Dentre os seus diversos artigos, um deles se propõe a resolver um problema, comumente enfrentado nos casos em que a compra e venda de um imóvel foi formalizada por intermédio de uma promessa (contrato particular) ou cessão de direitos. Normalmente, isso ocorre nos contratos de longa duração, cujo valor do imóvel é parcelado e o pagamento é realizado diretamente ao vendedor, que por sua vez, condiciona a transferência da propriedade mediante escritura pública, quando da quitação total do preço.
Seja por falta de conhecimento, perda de contato ou falta de recursos financeiros do comprador para arcar com os encargos para a assinatura da escritura pública, fato é que a situação acaba não sendo regularizada. Assim, tendo o comprador cumprido a sua parte, embora o negócio esteja perfectibilizado, ele não está espelhado na matrícula do imóvel, pois nela consta somente o registro do antigo proprietário.
Além da falta de segurança jurídica, pois em princípio todos os atos devem estar registrados na matrícula, essa situação gera vários problemas para ambas as partes contratantes. O vendedor que não mais detém a propriedade, pode vir a responder por débitos de condomínio ou tributários do imóvel (IPTU), por sua vez, o comprador pode ter que enfrentar problemas relativos à penhora do bem em razão de dívidas do vendedor.
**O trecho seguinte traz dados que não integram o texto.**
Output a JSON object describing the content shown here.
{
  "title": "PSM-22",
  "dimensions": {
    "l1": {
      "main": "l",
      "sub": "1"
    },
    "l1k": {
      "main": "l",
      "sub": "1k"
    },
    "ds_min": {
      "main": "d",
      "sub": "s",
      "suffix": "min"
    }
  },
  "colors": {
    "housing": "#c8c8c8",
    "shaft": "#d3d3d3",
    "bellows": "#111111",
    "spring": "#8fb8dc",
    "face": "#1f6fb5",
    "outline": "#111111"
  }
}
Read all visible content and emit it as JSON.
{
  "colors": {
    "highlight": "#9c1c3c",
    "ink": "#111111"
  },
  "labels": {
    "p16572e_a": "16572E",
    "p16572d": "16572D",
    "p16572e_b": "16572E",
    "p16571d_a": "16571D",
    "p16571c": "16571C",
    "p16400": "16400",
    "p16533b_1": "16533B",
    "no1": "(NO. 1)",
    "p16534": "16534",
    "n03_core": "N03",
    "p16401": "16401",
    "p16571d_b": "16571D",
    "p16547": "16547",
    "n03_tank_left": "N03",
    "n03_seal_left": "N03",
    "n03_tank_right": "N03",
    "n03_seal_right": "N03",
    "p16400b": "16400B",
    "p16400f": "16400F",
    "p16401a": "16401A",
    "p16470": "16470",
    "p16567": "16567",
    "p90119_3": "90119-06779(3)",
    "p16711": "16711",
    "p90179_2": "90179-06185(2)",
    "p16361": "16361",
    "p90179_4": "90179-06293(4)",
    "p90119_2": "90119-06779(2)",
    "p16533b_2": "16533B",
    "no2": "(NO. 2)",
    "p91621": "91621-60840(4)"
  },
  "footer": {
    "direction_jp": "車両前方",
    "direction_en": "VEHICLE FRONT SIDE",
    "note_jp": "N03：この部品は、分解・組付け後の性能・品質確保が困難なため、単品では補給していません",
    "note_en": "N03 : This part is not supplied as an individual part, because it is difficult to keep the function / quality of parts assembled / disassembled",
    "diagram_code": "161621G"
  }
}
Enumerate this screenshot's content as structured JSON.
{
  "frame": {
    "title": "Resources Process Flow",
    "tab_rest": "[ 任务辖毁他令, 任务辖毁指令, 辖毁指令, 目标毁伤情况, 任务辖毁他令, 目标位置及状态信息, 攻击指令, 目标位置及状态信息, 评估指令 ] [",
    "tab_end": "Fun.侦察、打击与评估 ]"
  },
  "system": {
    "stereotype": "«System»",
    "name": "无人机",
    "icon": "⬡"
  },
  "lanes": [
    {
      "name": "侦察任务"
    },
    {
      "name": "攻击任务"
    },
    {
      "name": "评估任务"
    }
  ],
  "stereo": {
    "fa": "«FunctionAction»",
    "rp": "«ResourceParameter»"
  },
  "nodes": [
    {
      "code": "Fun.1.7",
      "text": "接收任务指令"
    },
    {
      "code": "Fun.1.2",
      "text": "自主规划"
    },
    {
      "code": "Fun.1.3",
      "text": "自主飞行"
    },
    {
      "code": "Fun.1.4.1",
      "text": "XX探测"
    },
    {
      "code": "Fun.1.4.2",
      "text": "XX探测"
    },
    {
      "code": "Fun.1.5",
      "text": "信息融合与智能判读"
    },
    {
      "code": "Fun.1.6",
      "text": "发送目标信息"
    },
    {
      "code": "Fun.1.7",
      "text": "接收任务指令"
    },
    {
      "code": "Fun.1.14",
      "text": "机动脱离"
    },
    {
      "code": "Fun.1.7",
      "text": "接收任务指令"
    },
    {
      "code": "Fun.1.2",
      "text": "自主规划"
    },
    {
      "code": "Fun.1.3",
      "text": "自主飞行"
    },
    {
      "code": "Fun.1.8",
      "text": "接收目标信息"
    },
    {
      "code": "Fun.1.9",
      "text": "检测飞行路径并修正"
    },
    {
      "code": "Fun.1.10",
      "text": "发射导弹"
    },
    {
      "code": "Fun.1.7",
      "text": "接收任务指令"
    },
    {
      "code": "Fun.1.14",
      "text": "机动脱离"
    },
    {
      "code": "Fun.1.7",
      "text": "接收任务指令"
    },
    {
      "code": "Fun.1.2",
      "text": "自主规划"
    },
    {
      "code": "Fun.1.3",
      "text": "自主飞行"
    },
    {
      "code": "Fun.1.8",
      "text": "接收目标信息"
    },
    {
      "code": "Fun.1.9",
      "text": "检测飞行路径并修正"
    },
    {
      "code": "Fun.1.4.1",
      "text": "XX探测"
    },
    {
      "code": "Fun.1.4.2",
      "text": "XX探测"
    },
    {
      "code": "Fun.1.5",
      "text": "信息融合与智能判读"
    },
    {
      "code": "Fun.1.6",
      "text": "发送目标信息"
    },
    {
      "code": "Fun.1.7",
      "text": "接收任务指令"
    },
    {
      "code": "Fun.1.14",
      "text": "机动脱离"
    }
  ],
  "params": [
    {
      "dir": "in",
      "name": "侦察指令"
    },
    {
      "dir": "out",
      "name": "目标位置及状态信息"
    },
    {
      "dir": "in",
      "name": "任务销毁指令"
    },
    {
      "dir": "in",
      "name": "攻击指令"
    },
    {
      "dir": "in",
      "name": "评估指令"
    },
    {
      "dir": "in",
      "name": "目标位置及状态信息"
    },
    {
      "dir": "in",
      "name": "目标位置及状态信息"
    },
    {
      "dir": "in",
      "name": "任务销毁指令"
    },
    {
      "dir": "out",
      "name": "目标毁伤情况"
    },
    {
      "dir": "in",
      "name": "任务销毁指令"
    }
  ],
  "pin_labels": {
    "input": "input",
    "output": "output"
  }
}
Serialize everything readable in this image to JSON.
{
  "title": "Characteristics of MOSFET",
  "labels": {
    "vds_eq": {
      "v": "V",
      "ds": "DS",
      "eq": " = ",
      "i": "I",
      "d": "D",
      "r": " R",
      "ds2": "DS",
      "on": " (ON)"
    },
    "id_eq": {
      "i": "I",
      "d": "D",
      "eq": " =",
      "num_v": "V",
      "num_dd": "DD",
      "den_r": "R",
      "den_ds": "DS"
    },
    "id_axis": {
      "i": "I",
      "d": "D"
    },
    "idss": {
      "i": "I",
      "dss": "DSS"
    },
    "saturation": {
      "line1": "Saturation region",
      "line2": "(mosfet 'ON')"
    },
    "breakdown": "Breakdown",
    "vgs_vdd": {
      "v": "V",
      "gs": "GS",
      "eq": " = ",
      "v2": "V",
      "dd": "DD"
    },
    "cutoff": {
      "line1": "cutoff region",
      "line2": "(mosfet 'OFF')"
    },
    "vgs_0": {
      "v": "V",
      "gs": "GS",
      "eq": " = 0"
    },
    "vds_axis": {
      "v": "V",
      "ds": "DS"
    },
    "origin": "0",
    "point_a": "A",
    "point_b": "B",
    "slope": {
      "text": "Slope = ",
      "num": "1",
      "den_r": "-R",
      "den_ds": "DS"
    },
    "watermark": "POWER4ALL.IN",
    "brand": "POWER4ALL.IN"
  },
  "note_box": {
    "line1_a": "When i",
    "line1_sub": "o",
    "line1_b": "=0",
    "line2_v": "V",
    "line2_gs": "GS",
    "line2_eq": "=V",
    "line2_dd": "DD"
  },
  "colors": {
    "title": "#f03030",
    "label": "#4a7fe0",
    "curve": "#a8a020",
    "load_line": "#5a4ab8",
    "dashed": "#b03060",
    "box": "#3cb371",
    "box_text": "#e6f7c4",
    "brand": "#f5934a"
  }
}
Em que pese saberem as partes que o contrato foi cumprido, sendo, em princípio, mútuo o interesse em realizar o respectivo registro na matrícula, quando não se conseguia pela via consensual, a judicialização, com toda a burocracia e seus custos, era o único caminho.
Assim, a inserção do art. 216-B, na Lei 6.015/73 pela Lei 14382/2022, promete simplificar esse procedimento, permitindo que a regularização com a transferência da propriedade junto à matrícula do imóvel seja resolvida extrajudicialmente, diretamente pelo cartório de registro de imóveis.
O requerimento precisa ser formulado por intermédio de advogado, tanto pelo promitente vendedor quanto pelo promitente comprador, devendo ser instruído com os seguintes documentos: i) promessa de compra e venda ou de cessão ou de sucessão, quando for o caso; ii) prova do inadimplemento, caracterizado pela não celebração do título de transmissão da propriedade plena no prazo de 15 (quinze) dias, contado da entrega de notificação extrajudicial pelo oficial do registro de imóveis da situação do imóvel, que poderá delegar a diligência ao oficial do registro de títulos e documentos; iii) certidões dos distribuidores forenses da comarca da situação do imóvel e do domicílio do requerente que demonstrem a inexistência de litígio envolvendo o contrato de promessa de compra e venda do imóvel objeto da adjudicação; iv) comprovante de pagamento do respectivo Imposto sobre a Transmissão de Bens Imóveis (ITBI); e v) procuração com poderes específicos.
Uma vez apresentados os documentos, dispõe a Lei que o oficial do registro de imóveis da circunscrição onde se situa o imóvel procederá ao registro do domínio em nome do promitente comprador, servindo de título a respectiva promessa de compra e venda ou de cessão ou o instrumento que comprove a sucessão.
No entanto, de plano, surgem algumas dúvidas quanto ao procedimento. E se enviada a notificação que visa comprovar o inadimplemento da outra parte, ela não for encontrada, será subentendido que houve a recusa? Nesta hipótese, será necessário o esgotamento de todas as tentativas de localização, e se isso não ocorrer, ela terá de ser via edital? E a questão da CND Federal do vendedor, atualmente exigida para a lavratura de escritura pública, será dispensada?
Apesar da certeza dos benefícios advindos da possibilidade da adjudicação compulsória pela via extrajudicial, a interpretação da forma como ela se dará ainda terão de ser esclarecidos, por isso, é importante que essa seja a exceção, e que a regra seja a assinatura da competente escritura pública tão logo haja a quitação do preço, nos casos em que esta for a condição para a transferência da propriedade.